Riyad'da düzenlenen Suudi Arabistan-ABD ve Körfez-ABD zirvelerinin ardından düzenlenen basın toplantısında konuşan Suudi Arabistan Dışişleri Bakanı, Suriye'de sadece yaptırımların kaldırılması değil, geçiş sürecinin desteklenmesi konusunda da görüş birliğine varıldığını açıkladı ve ABD'nin Suriye'ye yönelik yaptırımları kaldırma kararını ‘cesur ve önemli bir adım’ olarak nitelendirdi. Prens Faysal bin Ferhan, liderlerin bu kararın daha geniş bir süreç için bir sıçrama tahtası olduğunu ve güçlü ve istikrarlı bir ekonomi inşa etmek için bu fırsattan yararlanma sorumluluğunun şimdi Suriye hükümetinde olduğunu vurguladıklarını açıkladı.

Veliaht Prens Muhammed bin Selman, Suudi Arabistan'ın Suriye'deki ekonomik rönesansı destekleme çabalarına öncülük etmeye hazır olduğunu ve katılımcı liderlerin Suriye halkının isteklerini karşılamaya devam etmesini sağlamak için bu geçiş aşamasını destekleme konusundaki ortak taahhüdünü vurgulayarak, ABD yaptırımlarının kaldırılmasının ardından Suriye içinde birçok yatırım fırsatı olduğunu belirtti.

Bu eğilimin Avrupa Birliği'ni (AB) de yaptırımların kaldırılması konusunda benzer adımlar atmaya motive edebileceğini kaydeden Suudi Arabistan Dışişleri Bakanı, “Suriye büyük bir ekonomik rönesansa tanıklık etmek için pek çok fırsata sahip.

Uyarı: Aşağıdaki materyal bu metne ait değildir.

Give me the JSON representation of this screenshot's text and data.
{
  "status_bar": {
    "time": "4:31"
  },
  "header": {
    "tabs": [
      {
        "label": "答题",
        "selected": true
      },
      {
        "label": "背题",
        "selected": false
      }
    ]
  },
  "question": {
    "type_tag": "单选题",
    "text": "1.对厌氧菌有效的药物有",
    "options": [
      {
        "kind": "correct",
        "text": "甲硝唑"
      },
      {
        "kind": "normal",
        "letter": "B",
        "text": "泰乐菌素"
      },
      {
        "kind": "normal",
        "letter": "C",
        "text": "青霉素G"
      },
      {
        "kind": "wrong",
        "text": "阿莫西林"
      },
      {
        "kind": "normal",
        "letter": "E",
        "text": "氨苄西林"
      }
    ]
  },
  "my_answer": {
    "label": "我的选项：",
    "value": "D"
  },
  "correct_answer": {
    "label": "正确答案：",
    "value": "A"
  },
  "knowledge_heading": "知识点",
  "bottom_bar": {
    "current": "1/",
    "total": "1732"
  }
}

Suriye yalnız olmayacak, Suudi Arabistan ve müttefikleri kalkınmayı desteklemede ön saflarda yer alacak” ifadelerini kullandı.

Bölgesel sorunlar

Diğer bölgesel konularla ilgili olarak Prens Faysal bin Ferhan, Suudi Arabistan ile ABD arasında İran'ın nükleer meselesi konusunda büyük bir mutabakat olduğunu belirterek, Suudi Arabistan'ın Washington ile Tahran arasında devam eden görüşmelere tam destek verdiğini ve bu görüşmelerin bölgenin istikrarını sağlayacak ve nükleer programın barışçıl olmayan veya askeri amaçlarla kullanılmasını önleyecek olumlu sonuçlara ulaşmasını umduğunu vurguladı. Faysal bin Ferhan, ABD tarafının Suudi Arabistan'ı müzakerelerin gidişatına ilişkin ayrıntılar konusunda bilgilendirdiğini açıkladı.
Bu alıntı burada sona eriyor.